Nonstandardly, we can characterize a uniformly convergent sequence of functions from $E \subseteq \mathbb{R}$ by $f_n \to f$ uniformly iff $\forall x \in {}^* E . \forall n \in {}^* \mathbb{N}_\infty . f_n(x) \simeq f(x)$
Now, assuming $f_n \to f$ and $g_n \to g$ uniformly, I'm fairly sure the following proof that $f_n + g_n \to f + g$ uniformly goes through:
let $x \in {}^* E$, $n \in {}^* \mathbb{N}_\infty$. Then
$(f_n + g_n)(x) = f_n(x) + g_n(x) \simeq f(x) + g(x) = (f+g)(x)$
(where the $\simeq$ step is because of the uniform convergence of $f_n$ and $g_n$)
Now, to show that $f_n g_n \to f g$ we also need to know that $f_n$ and $g_n$ are uniformly bounded, but it feels like a similar proof, namely:
$(f_n g_n)(x) = f_n(x) g_n(x) \simeq f(x) g(x) = (fg)(x)$
does not use boundedness, but still feels correct.
There is a well known counterexample, $f_n(x) = g_n(x) = x + \frac{1}{n}$, and here $(f_n g_n)(x) = x^2 + \frac{2x}{n} + \frac{1}{n^2}$ and indeed, for $x = n \in {}^* \mathbb{N}_\infty$ we see $(f_n g_n)(x) = x^2+2 \neq x^2 = (fg)(x)$. I don't even see how this counterexample should break the proof, though...

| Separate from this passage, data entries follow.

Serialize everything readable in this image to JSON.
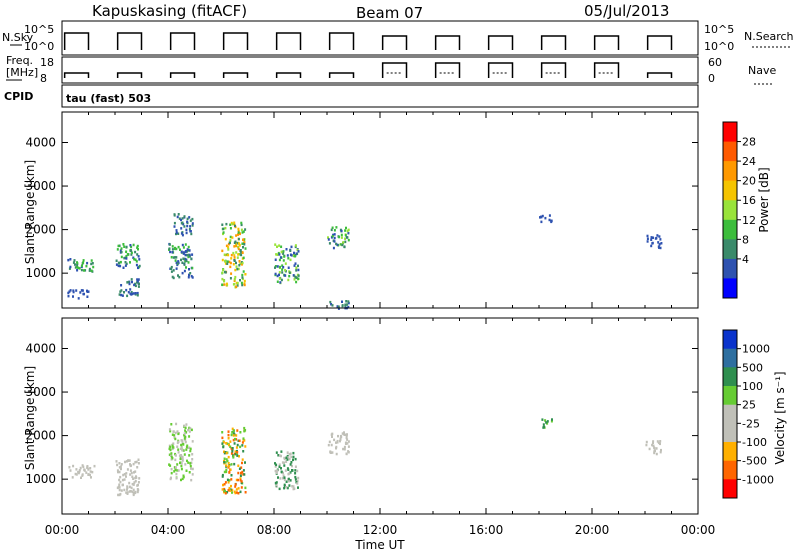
{
  "header": {
    "station": "Kapuskasing (fitACF)",
    "beam": "Beam 07",
    "date": "05/Jul/2013"
  },
  "top_panels": {
    "nsky_label": "N.Sky",
    "nsky_ticks": [
      "10^5",
      "10^0"
    ],
    "nsearch_label": "N.Search",
    "nsearch_ticks": [
      "10^5",
      "10^0"
    ],
    "freq_label_line1": "Freq.",
    "freq_label_line2": "[MHz]",
    "freq_ticks": [
      "18",
      "8"
    ],
    "nave_label": "Nave",
    "nave_ticks": [
      "60",
      "0"
    ],
    "cpid_label": "CPID",
    "cpid_value": "tau (fast) 503"
  },
  "x_axis": {
    "label": "Time UT",
    "ticks": [
      "00:00",
      "04:00",
      "08:00",
      "12:00",
      "16:00",
      "20:00",
      "00:00"
    ]
  },
  "chart_data": [
    {
      "type": "heatmap",
      "name": "power",
      "ylabel": "Slant Range [km]",
      "yticks": [
        "4000",
        "3000",
        "2000",
        "1000"
      ],
      "ylim": [
        200,
        4700
      ],
      "xlim_hours": [
        0,
        24
      ],
      "colorbar_label": "Power [dB]",
      "colorbar_ticks": [
        "28",
        "24",
        "20",
        "16",
        "12",
        "8",
        "4"
      ],
      "colorbar_colors": [
        "#ff0000",
        "#ff5a00",
        "#ff9900",
        "#f5c400",
        "#99e33a",
        "#3cbd3c",
        "#3a8a6a",
        "#2e52b0",
        "#0000ff"
      ],
      "scatter_blocks": [
        {
          "t0": 0.2,
          "t1": 1.2,
          "r0": 1050,
          "r1": 1350,
          "c": [
            7,
            6,
            5
          ]
        },
        {
          "t0": 0.2,
          "t1": 1.0,
          "r0": 450,
          "r1": 650,
          "c": [
            7
          ]
        },
        {
          "t0": 2.0,
          "t1": 2.9,
          "r0": 1150,
          "r1": 1700,
          "c": [
            7,
            6,
            5
          ]
        },
        {
          "t0": 2.1,
          "t1": 2.9,
          "r0": 500,
          "r1": 900,
          "c": [
            7,
            6
          ]
        },
        {
          "t0": 4.0,
          "t1": 4.9,
          "r0": 900,
          "r1": 1700,
          "c": [
            7,
            6,
            5
          ]
        },
        {
          "t0": 4.2,
          "t1": 4.9,
          "r0": 1900,
          "r1": 2400,
          "c": [
            7,
            6
          ]
        },
        {
          "t0": 6.0,
          "t1": 6.9,
          "r0": 700,
          "r1": 2200,
          "c": [
            2,
            3,
            4,
            5,
            6
          ]
        },
        {
          "t0": 8.0,
          "t1": 8.9,
          "r0": 800,
          "r1": 1700,
          "c": [
            7,
            6,
            5,
            4
          ]
        },
        {
          "t0": 10.0,
          "t1": 10.8,
          "r0": 1600,
          "r1": 2100,
          "c": [
            4,
            5,
            6,
            7
          ]
        },
        {
          "t0": 10.0,
          "t1": 10.8,
          "r0": 200,
          "r1": 400,
          "c": [
            7,
            6
          ]
        },
        {
          "t0": 18.0,
          "t1": 18.5,
          "r0": 2200,
          "r1": 2400,
          "c": [
            7
          ]
        },
        {
          "t0": 22.0,
          "t1": 22.6,
          "r0": 1600,
          "r1": 1900,
          "c": [
            7
          ]
        }
      ]
    },
    {
      "type": "heatmap",
      "name": "velocity",
      "ylabel": "Slant Range [km]",
      "yticks": [
        "4000",
        "3000",
        "2000",
        "1000"
      ],
      "ylim": [
        200,
        4700
      ],
      "xlim_hours": [
        0,
        24
      ],
      "colorbar_label": "Velocity [m s⁻¹]",
      "colorbar_ticks": [
        "1000",
        "500",
        "100",
        "25",
        "-25",
        "-100",
        "-500",
        "-1000"
      ],
      "colorbar_colors": [
        "#0a33cc",
        "#2e6fa0",
        "#2f8f4f",
        "#66cc33",
        "#c0c0b8",
        "#c0c0b8",
        "#ffb000",
        "#ff6600",
        "#ff0000"
      ],
      "scatter_blocks": [
        {
          "t0": 0.2,
          "t1": 1.2,
          "r0": 1050,
          "r1": 1350,
          "c": [
            4
          ]
        },
        {
          "t0": 2.0,
          "t1": 2.9,
          "r0": 650,
          "r1": 1500,
          "c": [
            4
          ]
        },
        {
          "t0": 4.0,
          "t1": 4.9,
          "r0": 1000,
          "r1": 2300,
          "c": [
            4,
            3
          ]
        },
        {
          "t0": 6.0,
          "t1": 6.9,
          "r0": 700,
          "r1": 2200,
          "c": [
            2,
            3,
            6,
            7
          ]
        },
        {
          "t0": 8.0,
          "t1": 8.9,
          "r0": 800,
          "r1": 1700,
          "c": [
            2,
            4
          ]
        },
        {
          "t0": 10.0,
          "t1": 10.8,
          "r0": 1600,
          "r1": 2100,
          "c": [
            4
          ]
        },
        {
          "t0": 18.0,
          "t1": 18.5,
          "r0": 2200,
          "r1": 2400,
          "c": [
            2,
            3
          ]
        },
        {
          "t0": 22.0,
          "t1": 22.6,
          "r0": 1600,
          "r1": 1900,
          "c": [
            4
          ]
        }
      ]
    }
  ]
}
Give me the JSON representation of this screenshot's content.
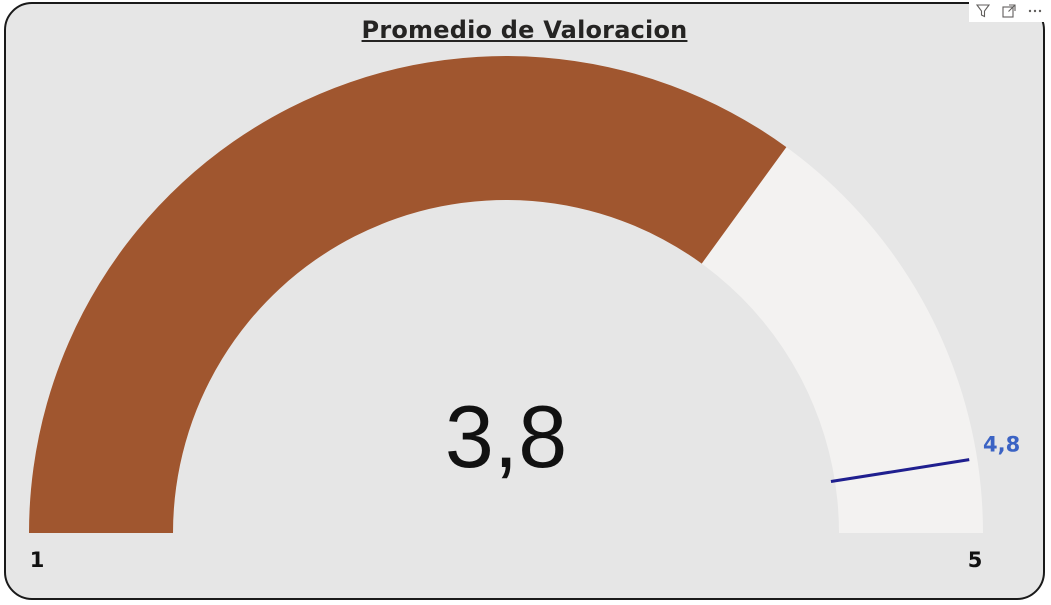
{
  "visual": {
    "title": "Promedio de Valoracion"
  },
  "toolbar": {
    "icons": [
      "filter-icon",
      "focus-mode-icon",
      "more-options-icon"
    ]
  },
  "chart_data": {
    "type": "gauge",
    "title": "Promedio de Valoracion",
    "min": 1,
    "max": 5,
    "value": 3.8,
    "target": 4.8,
    "value_label": "3,8",
    "target_label": "4,8",
    "min_label": "1",
    "max_label": "5",
    "colors": {
      "fill": "#a0562f",
      "track": "#f3f2f1",
      "target": "#1f1f8f",
      "target_label": "#3b63c4",
      "card_background": "#e6e6e6"
    }
  }
}
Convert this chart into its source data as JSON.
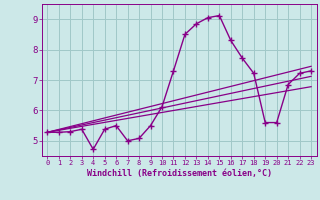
{
  "xlabel": "Windchill (Refroidissement éolien,°C)",
  "bg_color": "#cce8e8",
  "grid_color": "#a0c8c8",
  "line_color": "#880088",
  "xlim": [
    -0.5,
    23.5
  ],
  "ylim": [
    4.5,
    9.5
  ],
  "xticks": [
    0,
    1,
    2,
    3,
    4,
    5,
    6,
    7,
    8,
    9,
    10,
    11,
    12,
    13,
    14,
    15,
    16,
    17,
    18,
    19,
    20,
    21,
    22,
    23
  ],
  "yticks": [
    5,
    6,
    7,
    8,
    9
  ],
  "main_x": [
    0,
    1,
    2,
    3,
    4,
    5,
    6,
    7,
    8,
    9,
    10,
    11,
    12,
    13,
    14,
    15,
    16,
    17,
    18,
    19,
    20,
    21,
    22,
    23
  ],
  "main_y": [
    5.28,
    5.28,
    5.3,
    5.38,
    4.72,
    5.38,
    5.5,
    5.0,
    5.08,
    5.5,
    6.12,
    7.3,
    8.5,
    8.85,
    9.05,
    9.12,
    8.3,
    7.72,
    7.22,
    5.6,
    5.6,
    6.85,
    7.22,
    7.3
  ],
  "trend1_x": [
    0,
    23
  ],
  "trend1_y": [
    5.28,
    7.45
  ],
  "trend2_x": [
    0,
    23
  ],
  "trend2_y": [
    5.28,
    6.78
  ],
  "trend3_x": [
    0,
    23
  ],
  "trend3_y": [
    5.28,
    7.12
  ]
}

Thanks in advance for any help!
The error is that $f_n(x)\simeq f(x)$ and $g_n(x)\simeq g(x)$ does not imply $f_n(x)g_n(x)\simeq f(x)g(x)$ in general. For instance, if $f_n(x)=\epsilon$ is a nonzero infinitesimal and $g_n(x)=1/\epsilon$, we could have $f(x)=0$ and $g(x)=1/\epsilon$, and then $f_n(x)g_n(x)=1$ but $f(x)g(x)=0$.
If you know that $f$ and $g$ are uniformly bounded, that implies $f_n(x),g_n(x),f(x),$ and $g(x)$ are all limited, which makes the deduction $f_n(x)g_n(x)\simeq f(x)g(x)$ valid. Explicitly, $f(x)g(x)-f_n(x)g_n(x)=f(x)(g(x)-g_n(x))+(f(x)-f_n(x))g_n(x)$ is infinitesimal because $g(x)-g_n(x)$ and $f(x)-f_n(x)$ are infinitesimal and $f(x)$ and $g_n(x)$ are limited.